This morning a friend rang, in a hurry as usual. She wanted to go to the cinema. It calms her. I said it wasn’t open and that I’d been trying to ring her, to share something important, insights into a common problem we have that I’d got from another person. She didn’t want to talk about that and I didn’t get a chance to ask about her weekend. She hung up, leaving me feeling breathless. Not long after, I got an email from her attacking me and telling me I talk ninety percent about me, don’t have listening skills and don’t ask questions about her.
My reply: ‘I think this is a case of pot and kettle.’
It’s my own fault. I left myself open. I tried to share something that’s painful to her. Well, it’s a shared problem. It’s painful for me too. Maybe it comes to ladies of a certain age -:) But I was grateful to the man who opened his heart to me on Sunday and shared his insights, however painful and challenging they were for me to listen to and look at – some bits of myself I’d rather not deal with; but I’m willing to. He reminded me about a few things I’d forgotten about relationships. I tend to rise to challenges. My friend didn’t want to. She prefers to blame other people, circumstances, and go to the cinema to escape her pain instead. But that’s after she delivered a dose of it to me by attacking me.
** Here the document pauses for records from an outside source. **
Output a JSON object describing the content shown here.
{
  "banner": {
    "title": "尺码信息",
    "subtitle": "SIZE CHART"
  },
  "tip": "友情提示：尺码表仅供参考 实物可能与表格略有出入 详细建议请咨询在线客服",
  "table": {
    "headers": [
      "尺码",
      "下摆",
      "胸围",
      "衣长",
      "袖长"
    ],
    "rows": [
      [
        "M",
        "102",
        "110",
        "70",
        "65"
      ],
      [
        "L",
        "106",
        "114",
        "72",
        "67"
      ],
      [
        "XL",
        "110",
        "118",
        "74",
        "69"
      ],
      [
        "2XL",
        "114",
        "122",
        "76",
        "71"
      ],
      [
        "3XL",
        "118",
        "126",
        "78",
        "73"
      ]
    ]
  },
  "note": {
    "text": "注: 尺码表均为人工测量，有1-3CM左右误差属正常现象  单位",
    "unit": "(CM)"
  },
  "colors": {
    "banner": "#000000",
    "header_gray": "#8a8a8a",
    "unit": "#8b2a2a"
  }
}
OK, I shared something important with someone I now know it’s not safe to share with. (I’ll write about appropriateness). I won’t be doing that again. For me, if it’s not possible to share with a friend, then there is no friendship. If a friend says, ‘I don’t want to go there,’ I respect that, and friends do at times. But if they attack or blame or accuse me, that’s not on, especially when they’re accusing me of exactly what they’re doing – in this case not listening. And, if you don’t listen to yourself, how can you listen to others. If you don’t admit you’re in pain, avoid it by running away (to the pictures, or the beach, or wherever), you will hurt others.
Pot and kettle: as it happens, she did me a favour. She enabled me to see where I am hurting myself – certainly by giving my power away, and then becoming a victim of someone else’s pain. The only problem is, I won’t be able to discuss this with her now. Her next email said, let’s move on. She was obviously not open for further discussion. But we can’t move on, because it will happen again, and I’m not up for that. That’s the sad part. If you deny your pain, you’re likely to push other people away from you. Your defences will stop them approaching. You deny yourself intimacy. That’s what the man on Sunday taught me.